È concentrata lì la vita di Lucia, innocente e affamata di vita in quella famiglia «che è una guerra dove le alleanze cambiano continuamente», in una città attraversata da furori e violenza, con le sue guerre di mafia e i sequestri e gli scontri politici. E «in quell’anno di grazia 1981 in cui essere giovani è un sogno condiviso, è essere incantesimati e frastornati e straziati e insaziati», Lucia, di famiglia piccolo-borghese, che grazie alla cultura classica da Eschilo ha imparato cosa sono il tradimento e la vendetta, sente dentro di sé le Medee e le Circi e sa essere come loro violenta e fragile, vive il fatto di «non essere grande ma nemmeno piccola, e avere paura e le mappe tutte sbagliate».
Un cuore ardente che un giorno di un «marzo pazzo» decide, attirandolo con un libro, di segregare Rosario, un compagno di classe, figlio di un boss della ’ndrangheta, nella cantina della vecchia casa della nonna, Lucia come lei, morta l’anno prima. Un gesto deflagrante, con il quale Lucia pensa di distogliere Beatrice dalla sua ansia innamorata per quel ragazzo di una famiglia «di malicristiani», e di scoprire il mistero della morte della sua zia preferita, Rosa, amante della natura, dei libri e dei segni, avvenuta in Aspromonte in circostanze mai chiarite.
Comincia così una quête che – spiega l’autrice – «attraversa la città con uno sguardo amoroso, ma senza celare alcuna ombra»: un dipinto ad acquaforte in bianco e nero con sferzate di rosso (rosso come il sangue che colora il romanzo non perché se ne versi, ma perché è ciò che scorre tra chi si ama e chi si odia, tra il sopra e il sotto di una terra che insiste sull’abisso e sulla bellezza irrinunciabile dello Stretto), un colore mai quieto tra la tracimante luce meridiana e il buio scintillante di quel mare di fere e di sirene-custodi, di fronte al quale la felicità è come il dolore, annienta e al contempo consola.

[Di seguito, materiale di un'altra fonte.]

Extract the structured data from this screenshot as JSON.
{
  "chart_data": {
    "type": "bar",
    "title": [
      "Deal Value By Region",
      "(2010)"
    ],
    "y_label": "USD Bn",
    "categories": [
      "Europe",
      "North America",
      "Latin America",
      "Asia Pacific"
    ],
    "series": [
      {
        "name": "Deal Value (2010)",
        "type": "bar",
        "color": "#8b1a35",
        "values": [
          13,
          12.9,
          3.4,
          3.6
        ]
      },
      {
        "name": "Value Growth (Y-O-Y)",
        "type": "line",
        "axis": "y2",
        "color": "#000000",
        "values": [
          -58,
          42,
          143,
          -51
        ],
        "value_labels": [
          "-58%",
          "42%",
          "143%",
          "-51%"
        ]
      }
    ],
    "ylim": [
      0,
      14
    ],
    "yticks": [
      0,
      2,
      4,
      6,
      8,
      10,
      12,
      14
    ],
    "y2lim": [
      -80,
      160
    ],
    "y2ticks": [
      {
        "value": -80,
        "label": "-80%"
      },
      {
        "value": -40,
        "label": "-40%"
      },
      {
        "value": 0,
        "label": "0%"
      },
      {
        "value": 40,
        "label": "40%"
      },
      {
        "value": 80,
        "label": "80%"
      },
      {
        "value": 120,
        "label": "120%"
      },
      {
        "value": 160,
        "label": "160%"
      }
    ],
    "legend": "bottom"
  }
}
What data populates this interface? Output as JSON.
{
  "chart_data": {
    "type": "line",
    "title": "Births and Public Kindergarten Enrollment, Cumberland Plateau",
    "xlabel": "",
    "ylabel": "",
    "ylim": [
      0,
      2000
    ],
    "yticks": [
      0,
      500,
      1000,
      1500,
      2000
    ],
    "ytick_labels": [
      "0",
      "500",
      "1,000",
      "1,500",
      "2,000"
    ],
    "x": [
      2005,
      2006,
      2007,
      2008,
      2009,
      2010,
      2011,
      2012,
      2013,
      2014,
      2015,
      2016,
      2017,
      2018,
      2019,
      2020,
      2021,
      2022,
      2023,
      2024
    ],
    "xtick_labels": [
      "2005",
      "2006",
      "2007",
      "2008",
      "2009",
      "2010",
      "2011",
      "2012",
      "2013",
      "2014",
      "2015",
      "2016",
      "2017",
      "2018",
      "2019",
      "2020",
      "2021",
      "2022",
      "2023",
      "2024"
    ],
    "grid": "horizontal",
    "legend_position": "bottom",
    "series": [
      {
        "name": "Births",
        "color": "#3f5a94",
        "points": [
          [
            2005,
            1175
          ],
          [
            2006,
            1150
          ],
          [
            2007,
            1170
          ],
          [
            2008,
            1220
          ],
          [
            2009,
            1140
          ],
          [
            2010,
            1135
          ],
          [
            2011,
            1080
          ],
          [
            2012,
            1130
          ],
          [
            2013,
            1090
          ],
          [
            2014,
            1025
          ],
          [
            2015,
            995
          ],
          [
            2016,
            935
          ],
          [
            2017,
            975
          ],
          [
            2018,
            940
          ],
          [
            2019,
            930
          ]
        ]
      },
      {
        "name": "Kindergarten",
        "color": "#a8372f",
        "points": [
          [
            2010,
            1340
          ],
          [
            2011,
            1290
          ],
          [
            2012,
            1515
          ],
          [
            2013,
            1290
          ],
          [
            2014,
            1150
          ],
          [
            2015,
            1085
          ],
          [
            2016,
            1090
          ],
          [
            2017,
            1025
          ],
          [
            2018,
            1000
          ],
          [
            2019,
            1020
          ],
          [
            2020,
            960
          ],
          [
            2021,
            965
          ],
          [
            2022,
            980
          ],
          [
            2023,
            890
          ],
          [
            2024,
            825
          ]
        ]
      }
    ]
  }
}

Presente a tutto, anch’essa «fimmina», c’è il corpo di Reggio Calabria, città di salite e di discese, «città greca a meandri», complessa e stratificata sin dalla nascita, «piena d’occhi a cui niente sfugge e che tutto si fa sfuggire», tante Reggio che sprofondano una dentro l’altra, con i loro fantasmi, anche quelli cui si è voluto bene, e i loro mostri, anche quelli nati da un malinteso senso dell’amore e dell’onore, e «le catene del sangue» e i gesti che dalle madri si ripetono nelle figlie.
Ogni inchiesta impone di affrontare le tenebre per interrogare gli enigmi e Lucia, attratta dai movimenti sotterranei, compresi quelli dell’amore, ma determinata a disfare il mondo per costruirlo come è proprio della giovane età, vuole vedere con i suoi occhi, come invita il suo nome (il romanzo è pieno di nomi parlanti), fino alla scoperta che nessuno è innocente, che il passato può restituire anche erbe velenose, assieme a quelle medicinali che la zia Rosa amava raccogliere sulla Montagna.
Pure gli affetti hanno qualcosa di intossicante, Lucia lo sta imparando, e il suo scendere e risalire nella e dalla cantina della nonna, una casa pulsante, trappola e rifugio come ogni casa, una casa che richiama con il suo silenzio, anch’esso parlante, è una catabasi necessaria per conoscere e conoscersi.
La speranza allora, che nel Vaso di Pandora sta insieme ai mali del mondo (Lucia ne chiede il motivo al suo sapiente professore Castelli), rimane nella capacità di vedere il reale senza chiudere gli occhi, nello slancio di cambiamento che illumini il buio con il quale comunque bisogna vedersela, lo stesso che aiuta a scendere dentro le profondità di ciascuno di noi.